Offsite or in-place activation

During execution, when a user activates the object in the OLE control, PowerBuilder tries to activate an embedded object in place, meaning that the user interacts with the object inside the PowerBuilder window. The menus provided by the server application are merged with the PowerBuilder application’s menus. You can control how the menus are merged in the Menu painter (see “Menus for in-place activation”).

When the control is active in place, it has a wide hatched border:

The sample screen shows a wide border of hatch lines.

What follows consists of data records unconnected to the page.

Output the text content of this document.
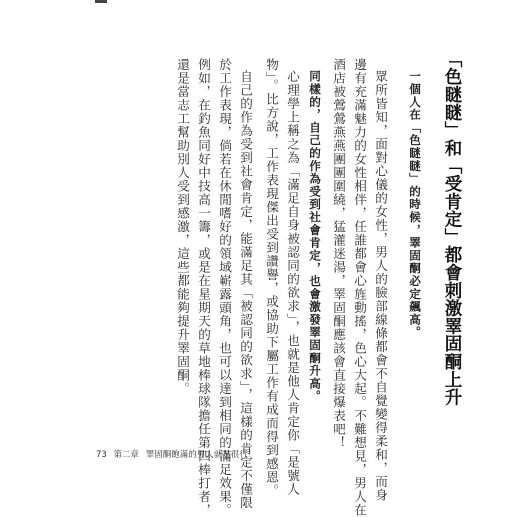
「色瞇瞇」和「受肯定」都會刺激睪固酮上升
一個人在「色瞇瞇」的時候，睪固酮必定飆高。
眾所皆知，面對心儀的女性，男人的臉部線條都會不自覺變得柔和，而身
邊有充滿魅力的女性相伴，任誰都會心旌動搖，色心大起。不難想見，男人在
酒店被鶯鶯燕燕團團圍繞，猛灌迷湯，睪固酮應該會直接爆表吧！
同樣的，自己的作為受到社會肯定，也會激發睪固酮升高。
心理學上稱之為「滿足自身被認同的欲求」，也就是他人肯定你「是號人
物」。比方說，工作表現傑出受到讚譽，或協助下屬工作有成而得到感恩。
自己的作為受到社會肯定，能滿足其「被認同的欲求」，這樣的肯定不僅限
於工作表現，倘若在休閒嗜好的領域嶄露頭角，也可以達到相同的滿足效果。
例如，在釣魚同好中技高一籌，或是在星期天的草地棒球隊擔任第四棒打者，
還是當志工幫助別人受到感激，這些都能夠提升睪固酮。
73 第二章 睪固酮飽滿的男人就是很行！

Offsite activation means that the server application opens and the object becomes an open document in the server’s window. All the server’s menus are available. The control itself is displayed with shading, indicating that the object is open in the server application.

NoteLimits to in-place activation The server’s capabilities determine whether PowerBuilder can activate the object in place. OLE 1.0 objects cannot be activated in place. In addition, the OLE 2.0 standards specify that linked objects are activated offsite, not in place.

From the Window painter, the object is always activated offsite.

Changing the default behavior

You can change the default behavior in a script by calling the Activate function and choosing whether to activate an object in place or offsite. If you set the control’s Activation setting to Manual, you can write a script that calls the Activate function for the DoubleClicked event (or some other event):

ole_1.Activate(Offsite!)

NoteWhen the control will not activate You cannot activate an empty control (a control that does not have an OLE object assigned to it). If you want the user to choose the OLE object, you can write a script that calls the InsertObject function.

If the object in the control is linked and the linked file is missing, the user cannot activate the control. If the Update property is set to Automatic, PowerBuilder displays a dialog box so that the user can find the file.

If the Update property is set to Manual, a script can call the UpdateLinksDialog function to display the dialog box, or call LinkTo to replace the contents with another file.